I might re-phrase this. My impression is that:I think I've always felt that Fabien/FSF would be on tenuous ground for legal action
* Fabien/FSF would be successful in stopping Rybkachess (is this an entity in itself?) from distributing Rybka 1.0 Beta through Rybka 2.3.2a (unless the GPL conditions were met), though likely because VR would not fight this.
This would be one remedy to the putative claim that some versions of Rybka are a "derivative work" of Fruit.
A more difficult claim by Letouzey would be that this remedy is not sufficient, and that in fact VR gained a unfair competitive advantage through this copyright violation (Fruit had gone commercial at the time), making him liable for damages (possibly even for Rybka 3 and Rybka 4, if one were to conclude that this was a "continuing market"). The viability of such a case might depend on aspects of the commercialisation of Fruit that are unknown to me.
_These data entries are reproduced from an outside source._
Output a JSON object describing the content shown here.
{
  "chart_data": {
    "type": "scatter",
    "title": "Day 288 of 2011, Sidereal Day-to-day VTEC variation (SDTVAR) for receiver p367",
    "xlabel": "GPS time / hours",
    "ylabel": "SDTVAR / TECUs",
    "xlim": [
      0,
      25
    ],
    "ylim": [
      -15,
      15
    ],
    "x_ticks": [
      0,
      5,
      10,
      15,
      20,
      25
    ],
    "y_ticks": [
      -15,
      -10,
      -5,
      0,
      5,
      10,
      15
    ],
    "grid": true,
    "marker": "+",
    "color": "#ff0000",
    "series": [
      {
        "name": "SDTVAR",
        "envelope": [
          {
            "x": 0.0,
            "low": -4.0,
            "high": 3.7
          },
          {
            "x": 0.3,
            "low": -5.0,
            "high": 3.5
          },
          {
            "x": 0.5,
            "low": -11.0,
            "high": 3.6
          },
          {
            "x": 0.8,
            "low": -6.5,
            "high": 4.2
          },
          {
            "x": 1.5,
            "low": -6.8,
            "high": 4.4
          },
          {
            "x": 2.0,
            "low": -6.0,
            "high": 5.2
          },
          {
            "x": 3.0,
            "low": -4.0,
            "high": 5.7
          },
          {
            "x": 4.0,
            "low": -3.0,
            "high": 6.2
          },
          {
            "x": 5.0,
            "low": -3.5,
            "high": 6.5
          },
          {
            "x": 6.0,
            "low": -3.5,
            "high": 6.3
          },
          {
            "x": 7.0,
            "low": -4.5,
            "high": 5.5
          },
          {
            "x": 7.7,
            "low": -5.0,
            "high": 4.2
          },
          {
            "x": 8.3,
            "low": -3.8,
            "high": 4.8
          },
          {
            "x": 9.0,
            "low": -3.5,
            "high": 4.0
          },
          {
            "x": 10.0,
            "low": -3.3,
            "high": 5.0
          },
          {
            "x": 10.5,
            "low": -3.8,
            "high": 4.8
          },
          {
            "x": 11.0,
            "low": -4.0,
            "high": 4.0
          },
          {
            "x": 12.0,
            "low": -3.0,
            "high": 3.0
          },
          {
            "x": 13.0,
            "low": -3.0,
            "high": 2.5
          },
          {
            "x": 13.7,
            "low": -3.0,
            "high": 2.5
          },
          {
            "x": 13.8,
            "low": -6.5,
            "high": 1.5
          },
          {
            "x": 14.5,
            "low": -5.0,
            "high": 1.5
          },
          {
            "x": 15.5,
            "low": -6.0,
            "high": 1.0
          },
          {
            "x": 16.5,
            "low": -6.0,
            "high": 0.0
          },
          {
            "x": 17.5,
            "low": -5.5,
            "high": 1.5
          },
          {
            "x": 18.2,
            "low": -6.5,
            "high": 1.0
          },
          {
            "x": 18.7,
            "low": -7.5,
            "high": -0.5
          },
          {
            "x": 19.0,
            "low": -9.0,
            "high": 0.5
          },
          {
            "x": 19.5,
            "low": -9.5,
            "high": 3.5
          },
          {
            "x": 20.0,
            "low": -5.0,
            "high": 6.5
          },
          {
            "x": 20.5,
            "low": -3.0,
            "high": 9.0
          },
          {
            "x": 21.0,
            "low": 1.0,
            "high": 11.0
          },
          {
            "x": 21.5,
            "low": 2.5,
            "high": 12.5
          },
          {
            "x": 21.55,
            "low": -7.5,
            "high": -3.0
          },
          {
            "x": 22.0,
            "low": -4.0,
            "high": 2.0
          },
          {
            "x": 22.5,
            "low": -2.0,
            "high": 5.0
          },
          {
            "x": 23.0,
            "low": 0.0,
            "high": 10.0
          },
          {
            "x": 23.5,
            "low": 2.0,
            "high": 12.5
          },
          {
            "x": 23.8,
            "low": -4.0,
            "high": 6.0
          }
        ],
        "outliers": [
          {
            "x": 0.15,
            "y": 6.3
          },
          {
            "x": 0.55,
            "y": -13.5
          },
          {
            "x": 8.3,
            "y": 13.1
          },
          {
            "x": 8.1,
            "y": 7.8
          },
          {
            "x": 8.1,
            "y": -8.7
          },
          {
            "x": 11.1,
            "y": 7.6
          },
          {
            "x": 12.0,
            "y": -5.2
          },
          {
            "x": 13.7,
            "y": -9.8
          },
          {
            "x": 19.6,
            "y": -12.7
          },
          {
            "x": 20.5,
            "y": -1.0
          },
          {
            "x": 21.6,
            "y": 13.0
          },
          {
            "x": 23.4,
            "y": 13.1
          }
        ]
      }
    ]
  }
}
Finally, even if this were shown, the amount of damages is not clear (recall that Convekta paid VR a salary for some of the period, so for simplicity perhaps they would be named as a co-defendant). One of the more famous anti-competition cases in the US involved the National Football League versus the United States Football League -- the former was found guilty of violating anti-monopoly laws, but the awarded damages amounted to $1 (though this was tripled due to anti-trust law).
For that matter, a really aspiring lawyer might conclude that either Convekta or Yuri Osipov has a case against Rajlich, in that he scuttled their mobile Strelka plans based upon some sort of improper pretense as to the copyright issues.
EDIT: I guess I'm required to note here that I have zero legal expertise.